Si le Festival international des arts de la mode d’Hyères ( lire aussi pages 72 à 82) attire toujours la même foule de professionnels curieux, il existe désormais un nouveau rendez-vous de la jeune création textile qui suscite un buzz grandissant. Depuis l’an 2002, la ville italienne de Trieste organise, en effet, l’International Talent Support, un événement mieux connu sous l’appellation  » ITS# « . Comme à Hyères, le jury est composé de créateurs confirmés, de journalistes spécialisés, d’acheteurs renommés et d’autres personnalités influentes de la planète mode. Inutile de dire que la compétition est, par conséquent, fortement prisée par les stylistes en herbe du monde entier…

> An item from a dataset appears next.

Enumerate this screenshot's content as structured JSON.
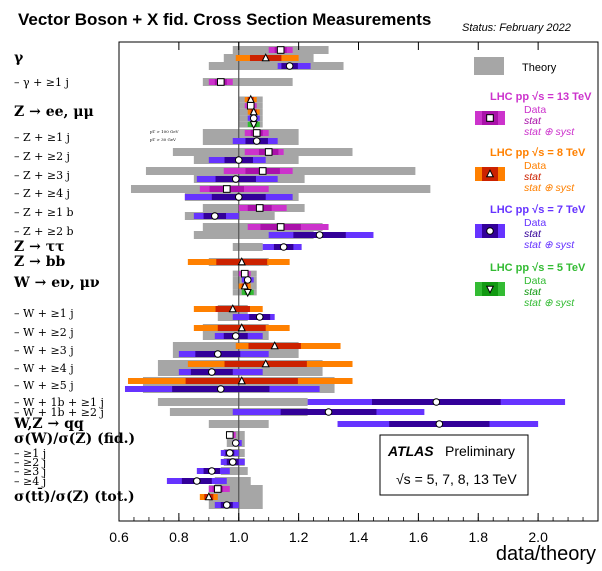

Ainsi, pour la première édition de l’International Talent Support logiquement baptisée  » ITS#ONE « , les organisateurs ont reçu les dossiers de plus de 450 candidats venus d’une quarantaine de pays. Parmi eux, 33 finalistes ont été retenus et le Premier Prix du Festival, baptisé  » Collection de l’année « , a été attribuée au Belge û cocorico ! û Daniele Controversio, fraîchement diplômé, en 2002, de La Cambre-mode[s]. Un an plus tard, le même scénario de rêve se répète pour l’édition  » ITS#TWO  » : parmi les 680 candidatures envoyées à Trieste, 26 heureux élus sont retenus et une Belge émerge à nouveau en tant que grande lauréate de la compétition. Cathy Pill, actuellement en cinquième et dernière année à La Cambre, a en effet séduit le jury parmi d’autres finalistes venus d’Italie, de France, de Grande-Bretagne, du Japon ou encore des Etats-Unis. Intitulée  » Inter-cuts « , sa collection architecturale aux aspects faussement historiques a été étiquetée  » avant-garde  » par les organisateurs. A 22 ans, la grande gagnante de Trieste effectue, pour le moment, un stage chez la très excentrique Vivienne Westwood et rêve déjà de fonder, le plus rapidement possible, sa propre marque de vêtements. Talent à suivre, donc.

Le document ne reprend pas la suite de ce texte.